MEET JIM STADLER, OUR PROCUREMENT EXPERT.
Jim is Vice President of Estimating and Purchasing at Commodore Builders. He brings over 20 years of experience working across all our markets including Life Sciences, Public and Municipal, Corporate Interiors, Commercial, and Institutional. His deep knowledge of costs during preconstruction planning helps to guide our teams through the cost planning process. Jim holds a B.S. in Civil Engineering from Norwich University.
Q2 2023 Market Analysis | Where we are today
Thanks to a strong economy, the construction industry continues to make gains and move forward despite lingering inflation.
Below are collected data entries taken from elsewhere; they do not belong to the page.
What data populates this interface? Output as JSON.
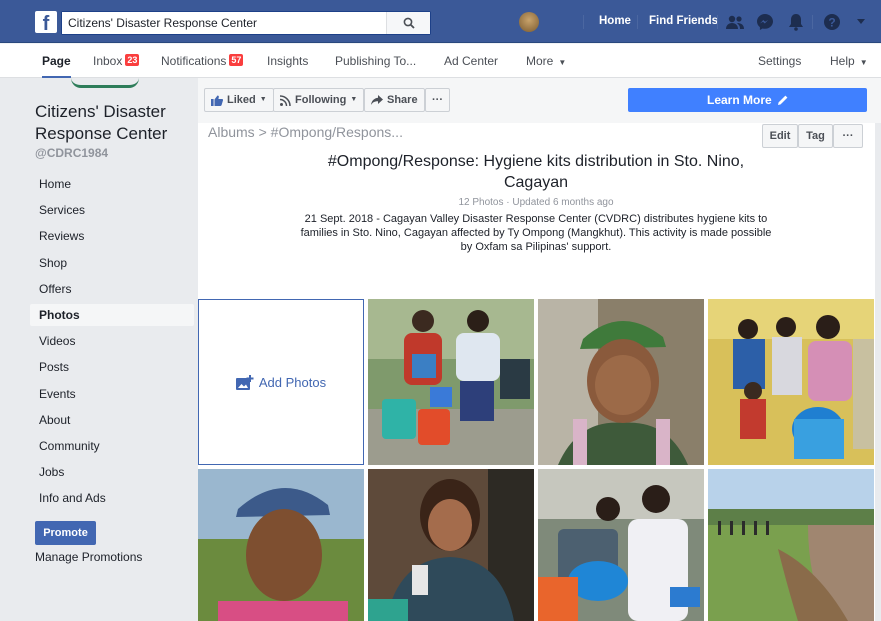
{
  "topbar": {
    "logo_letter": "f",
    "search_value": "Citizens' Disaster Response Center",
    "nav": [
      "Home",
      "Find Friends"
    ]
  },
  "tabs": [
    {
      "label": "Page",
      "active": true
    },
    {
      "label": "Inbox",
      "badge": "23"
    },
    {
      "label": "Notifications",
      "badge": "57"
    },
    {
      "label": "Insights"
    },
    {
      "label": "Publishing To..."
    },
    {
      "label": "Ad Center"
    },
    {
      "label": "More"
    },
    {
      "label": "Settings"
    },
    {
      "label": "Help"
    }
  ],
  "page": {
    "name": "Citizens' Disaster Response Center",
    "handle": "@CDRC1984"
  },
  "sidebar": {
    "items": [
      "Home",
      "Services",
      "Reviews",
      "Shop",
      "Offers",
      "Photos",
      "Videos",
      "Posts",
      "Events",
      "About",
      "Community",
      "Jobs",
      "Info and Ads"
    ],
    "active": "Photos",
    "promote": "Promote",
    "manage": "Manage Promotions"
  },
  "actions": {
    "liked": "Liked",
    "following": "Following",
    "share": "Share",
    "more": "···",
    "learn_more": "Learn More"
  },
  "album": {
    "breadcrumb_root": "Albums",
    "breadcrumb_sep": ">",
    "breadcrumb_current": "#Ompong/Respons...",
    "edit": "Edit",
    "tag": "Tag",
    "more": "···",
    "title": "#Ompong/Response: Hygiene kits distribution in Sto. Nino, Cagayan",
    "meta": "12 Photos · Updated 6 months ago",
    "description": "21 Sept. 2018 - Cagayan Valley Disaster Response Center (CVDRC) distributes hygiene kits to families in Sto. Nino, Cagayan affected by Ty Ompong (Mangkhut). This activity is made possible by Oxfam sa Pilipinas' support.",
    "add_photos": "Add Photos"
  },
  "colors": {
    "fb_blue": "#3b5998",
    "button_blue": "#4267b2",
    "learn_more_blue": "#4080ff",
    "badge_red": "#fa3e3e"
  }
}
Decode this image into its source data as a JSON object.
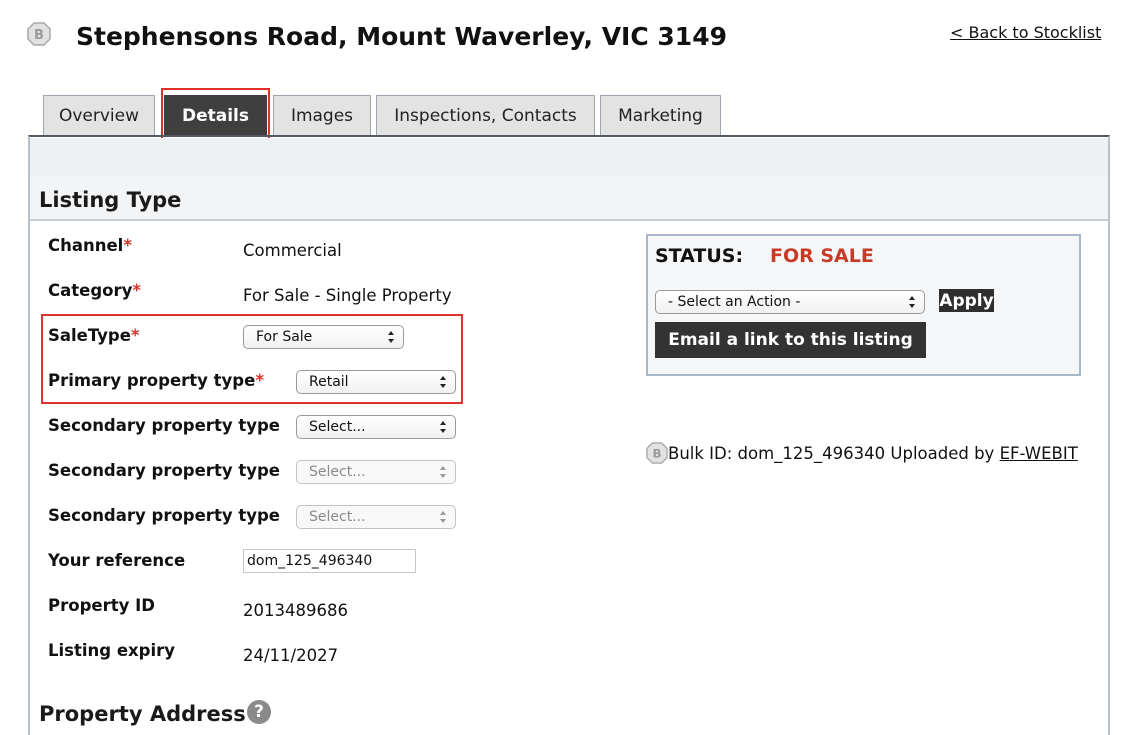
{
  "header": {
    "title": "Stephensons Road, Mount Waverley, VIC 3149",
    "back_link": "< Back to Stocklist"
  },
  "tabs": [
    {
      "label": "Overview",
      "active": false
    },
    {
      "label": "Details",
      "active": true
    },
    {
      "label": "Images",
      "active": false
    },
    {
      "label": "Inspections, Contacts",
      "active": false
    },
    {
      "label": "Marketing",
      "active": false
    }
  ],
  "listing_type": {
    "section_title": "Listing Type",
    "channel": {
      "label": "Channel",
      "value": "Commercial"
    },
    "category": {
      "label": "Category",
      "value": "For Sale - Single Property"
    },
    "sale_type": {
      "label": "SaleType",
      "value": "For Sale"
    },
    "primary_property_type": {
      "label": "Primary property type",
      "value": "Retail"
    },
    "secondary_property_type_1": {
      "label": "Secondary property type",
      "value": "Select..."
    },
    "secondary_property_type_2": {
      "label": "Secondary property type",
      "value": "Select..."
    },
    "secondary_property_type_3": {
      "label": "Secondary property type",
      "value": "Select..."
    },
    "your_reference": {
      "label": "Your reference",
      "value": "dom_125_496340"
    },
    "property_id": {
      "label": "Property ID",
      "value": "2013489686"
    },
    "listing_expiry": {
      "label": "Listing expiry",
      "value": "24/11/2027"
    },
    "required_marker": "*"
  },
  "status": {
    "label": "STATUS:",
    "value": "FOR SALE",
    "action_select": "- Select an Action -",
    "apply_label": "Apply",
    "email_label": "Email a link to this listing"
  },
  "bulk": {
    "text": "Bulk ID: dom_125_496340 Uploaded by ",
    "uploader": "EF-WEBIT"
  },
  "next_section": {
    "title": "Property Address",
    "help_glyph": "?"
  },
  "colors": {
    "active_tab": "#3f3f3f",
    "required": "#d8342b",
    "status_value": "#c63a26",
    "highlight": "#e0302a"
  }
}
While inflation has slowed from 9% in 2022 to around 4% currently, economists predict the economy hasn’t slowed down enough for the Fed’s liking and interest rates will be increased once more before the end of 2023. While most predict that a recession is unlikely, another interest rate increase could add pressure to the construction industry and the economy as a whole. According to the American Institute of Architects (AIA) Consensus Forecast Panel, spending on (non-residential) buildings has increased by 20% in 2023 but will begin to moderate in the second half of the year and into 2024. The market that bolstered this growth is primarily manufacturing (projected 50% increase YoY), but modest gains were experienced in other sectors including infrastructure, private institutional, public educational, and healthcare.
The AIA/Deltek Architecture Billings Index is the leading indicator on where the construction market is headed based on design activity. The typical lag from design activity to construction spending is approximately 9-12 months. In Q1/Q2 of 2022, the index averaged 53.6, but by Q4 it had declined to 48.1. At no point in 2023 has the index measured over 50. Based on this data, construction spending is expected to moderate in Q3 and decline in Q4 through the first half of 2024.
Supply Chain: In Q2, lead times for many items have stabilized with opportunities for shorter durations to be found with alternate domestic manufacturers in many cases. Like in previous quarters since the pandemic began, electrical distribution equipment continues to be a challenge, particularly on larger scale switch gear packages, pad mounted equipment, breakers, sockets, bus plugs, and generators. Conversely, shipping rates have decreased to pre-pandemic levels, congestion in ports is easing, and the overall freight costs are down between 15 & 20% YOY.
Material Costs: Apart from a few outliers (Concrete & Steel), the PPI continues to show signs of stabilization through Q2. In general, construction material costs are still higher YOY than Q2 2022, but the trend has slowed significantly, with the expectation that we will see fewer fluctuations in commodities for the remainder of the year. For the outliers previously mentioned, steel is anticipated to increase up to 10%, and concrete up 9.5% through Q2 due to raw material shortages. These will also be joined by glass in Q3 as raw materials shortages, increased demand, and manufacturing constraints continue to put a strain on the market. There is concern over lumber prices in the future due to the forest fires in Canada, and the potential for production to decline as a result – pushing up prices in the second half of 2023.
Construction Escalation: In 2022, construction escalation in the Boston market was 9% according to ENR. Only slightly lower than 2021’s level of 9.5%. As we reach the mid-point of 2023, the PPI has stabilized with only a few outliers, while labor costs continue a steady upward trend, yielding a 2.9% construction cost increase for the first half of the year. While these values are trending slightly higher than the 2.5% – 4% YOY averages seen over the last decade, they are less than the increases of 2021 & 2022. Our forecast remains at 6% for the year.